Kim Cameron writes...
What would make $$$ for AOL? To get my pretty eyeballs over there PDQ. What’s the best way to make that happen? Make it easy! Acquire new eyeballs! Acquire new eyeballs! Acquire new eyeballs! From anywhere and everywhere!
The secret? Auto-create an account on AOL no matter WHAT credential a user employs to get there. You need this anyway to manage their profile. Then get the user transparently to great experiences and start ringing up those eyeball seconds.
I fully agree with Kim that eyeballs are the desired commodity. In fact, that is the whole reason AOL is implementing open standards and allowing 3rd party identities. However, I do believe that accounts cost money (or at least can cost money depending on what that account is allowed to do at a service provider). Take a picture sharing site for example. The picture service will provide some amount of space for each account (this is true of email providers, etc). The picture service could charge for the space in which case the “real” accounts would be easily distinguished but most sites these days are trying the “free and paid by advertising” business model. Also, another indirect cost of an account comes from whether the account can publish content. Spammers love to create accounts for the sole purpose of posting one or two messages. They don't care that they are spinning through zillions of accounts. So yes, AOL is looking to get as many eyeballs as possible, but doing so carefully for this initial release.
Ashish Jain writes...
As it turns out, SignOn.com is not in their initial list. I talked to the AOL folks and they promised to add it during their update next week. Fair enough. However, this model isn’t scalable. Given the distributed nature of the protocol, it doesn’t seem right for IdP/OPs and RPs to individually contact each other to maintain this list. Isn’t there a need for an OP Reputation, a.k.a. qualification, a.k.a certification suite that the RPs can leverage?
Jeff Bohren writes...
In OpenID, there is very little perceived risk in being a provider. If a user compromises your site and uses your site to authenticate to a relying party as someone else, there is really very little consequence to you. After all you don’t have any agreements with any specific relying parties. Why not be a provider, if there is so little risk involved?
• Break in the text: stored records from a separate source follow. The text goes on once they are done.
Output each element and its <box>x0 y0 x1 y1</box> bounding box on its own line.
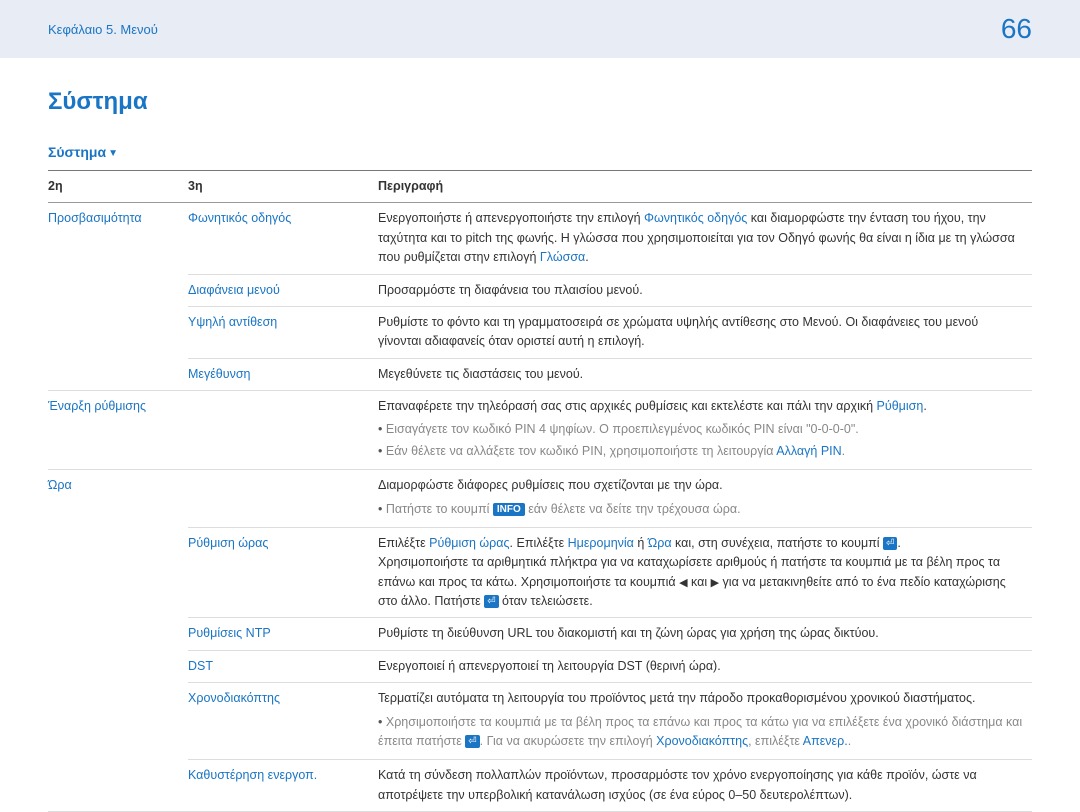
menu-table: 2η 3η Περιγραφή Προσβασιμότητα Φωνητικός… <box>48 170 1032 812</box>
row-enlarge: Μεγέθυνση Μεγεθύνετε τις διαστάσεις του … <box>48 358 1032 390</box>
enter-button-icon: ⏎ <box>883 537 897 550</box>
page-number: 66 <box>1001 13 1032 45</box>
cell-voice-guide-label: Φωνητικός οδηγός <box>188 203 378 274</box>
cell-sleep-timer-desc: Τερματίζει αυτόματα τη λειτουργία του πρ… <box>378 683 1032 760</box>
row-start-setup: Έναρξη ρύθμισης Επαναφέρετε την τηλεόρασ… <box>48 391 1032 470</box>
cell-power-on-delay-desc: Κατά τη σύνδεση πολλαπλών προϊόντων, προ… <box>378 760 1032 812</box>
cell-ntp-desc: Ρυθμίστε τη διεύθυνση URL του διακομιστή… <box>378 618 1032 650</box>
breadcrumb: Κεφάλαιο 5. Μενού <box>48 22 158 37</box>
right-arrow-icon: ▶ <box>711 575 719 592</box>
bullet-info-time: Πατήστε το κουμπί INFO εάν θέλετε να δεί… <box>378 500 1024 519</box>
cell-dst-label: DST <box>188 650 378 682</box>
row-menu-transparency: Διαφάνεια μενού Προσαρμόστε τη διαφάνεια… <box>48 274 1032 306</box>
enter-button-icon: ⏎ <box>484 595 498 608</box>
cell-enlarge-desc: Μεγεθύνετε τις διαστάσεις του μενού. <box>378 358 1032 390</box>
cell-menu-transparency-label: Διαφάνεια μενού <box>188 274 378 306</box>
row-high-contrast: Υψηλή αντίθεση Ρυθμίστε το φόντο και τη … <box>48 306 1032 358</box>
bullet-change-pin: Εάν θέλετε να αλλάξετε τον κωδικό PIN, χ… <box>378 442 1024 461</box>
cell-accessibility: Προσβασιμότητα <box>48 203 188 391</box>
row-voice-guide: Προσβασιμότητα Φωνητικός οδηγός Ενεργοπο… <box>48 203 1032 274</box>
cell-clock-set-label: Ρύθμιση ώρας <box>188 527 378 618</box>
page-content: Σύστημα Σύστημα▼ 2η 3η Περιγραφή Προσβασ… <box>0 58 1080 812</box>
section-subtitle: Σύστημα▼ <box>48 144 1032 160</box>
enter-button-icon: ⏎ <box>465 735 479 748</box>
header-col-2: 2η <box>48 171 188 203</box>
row-clock-set: Ρύθμιση ώρας Επιλέξτε Ρύθμιση ώρας. Επιλ… <box>48 527 1032 618</box>
row-dst: DST Ενεργοποιεί ή απενεργοποιεί τη λειτο… <box>48 650 1032 682</box>
header-description: Περιγραφή <box>378 171 1032 203</box>
bullet-pin-default: Εισαγάγετε τον κωδικό PIN 4 ψηφίων. Ο πρ… <box>378 420 1024 439</box>
row-time: Ώρα Διαμορφώστε διάφορες ρυθμίσεις που σ… <box>48 470 1032 528</box>
subtitle-text: Σύστημα <box>48 144 106 160</box>
row-sleep-timer: Χρονοδιακόπτης Τερματίζει αυτόματα τη λε… <box>48 683 1032 760</box>
chevron-down-icon: ▼ <box>108 148 118 159</box>
cell-ntp-label: Ρυθμίσεις NTP <box>188 618 378 650</box>
page-header: Κεφάλαιο 5. Μενού 66 <box>0 0 1080 58</box>
cell-high-contrast-label: Υψηλή αντίθεση <box>188 306 378 358</box>
cell-enlarge-label: Μεγέθυνση <box>188 358 378 390</box>
cell-voice-guide-desc: Ενεργοποιήστε ή απενεργοποιήστε την επιλ… <box>378 203 1032 274</box>
cell-dst-desc: Ενεργοποιεί ή απενεργοποιεί τη λειτουργί… <box>378 650 1032 682</box>
row-ntp: Ρυθμίσεις NTP Ρυθμίστε τη διεύθυνση URL … <box>48 618 1032 650</box>
cell-power-on-delay-label: Καθυστέρηση ενεργοπ. <box>188 760 378 812</box>
bullet-sleep-timer: Χρησιμοποιήστε τα κουμπιά με τα βέλη προ… <box>378 713 1024 752</box>
page-title: Σύστημα <box>48 88 1032 116</box>
cell-high-contrast-desc: Ρυθμίστε το φόντο και τη γραμματοσειρά σ… <box>378 306 1032 358</box>
cell-start-setup-desc: Επαναφέρετε την τηλεόρασή σας στις αρχικ… <box>378 391 1032 470</box>
row-power-on-delay: Καθυστέρηση ενεργοπ. Κατά τη σύνδεση πολ… <box>48 760 1032 812</box>
cell-time-label: Ώρα <box>48 470 188 812</box>
cell-time-desc: Διαμορφώστε διάφορες ρυθμίσεις που σχετί… <box>378 470 1032 528</box>
header-col-3: 3η <box>188 171 378 203</box>
cell-menu-transparency-desc: Προσαρμόστε τη διαφάνεια του πλαισίου με… <box>378 274 1032 306</box>
left-arrow-icon: ◀ <box>679 575 687 592</box>
cell-clock-set-desc: Επιλέξτε Ρύθμιση ώρας. Επιλέξτε Ημερομην… <box>378 527 1032 618</box>
info-badge-icon: INFO <box>493 503 525 516</box>
cell-sleep-timer-label: Χρονοδιακόπτης <box>188 683 378 760</box>
cell-start-setup-label: Έναρξη ρύθμισης <box>48 391 188 470</box>
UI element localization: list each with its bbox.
Being a relying party however is a different matter. If someone compromises a provider and falsely authenticates to your relying party, they are misusing someone’s resources. The sensitivity of these resources would make the difference between allowing unrestricted OpenID or white list controlled OpenID.
Ashish and Jeff both make great points. The crux of the issue is that all the risk is assumed by the relying party. That means the relying party needs to be able to detect “fraud” and take appropriate action. This could be done through a number of mechanisms like a “Provider” Reputation service or “fraud” detection infrastructure. The OpenID model is similar to the email model. Anyone can stand up a SMTP server and send mail. It's the receivers of the mail (ISP or individual) that have to filter the spam. In order to learn from our implementation and fix any bugs, we decided to take a cautious approach at first.
I would say this approach is actually very common in the Web 2.0 community. How many sites starting out are by invitation only? Do they do that to create buzz? Well maybe... but I suspect that the biggest reason is that it limits their exposure to invalid/spam accounts.
Finally, Carsten Pötter writes...
Is this the positive signal to send out to the community? Is there even a strategy at AOL? It seems like there is not much support for OpenID from within the company. But I may be wrong and see things too negative but I am actually really disappointed. :(
Well... I hope it is a positive signal to the community:) AOL is the first major provider to support OpenID as a relying party. As to strategy, yes there is one. It's one thing to implement the OpenID RP protocol. It's another to have all the associated infrastructure in place to detect and protect against “fraud”. As was pointed out earlier, the relying party assumes all the risk in the OpenID protocol. We are actively working on that infrastructure and process so that in the future we can remove the whitelist.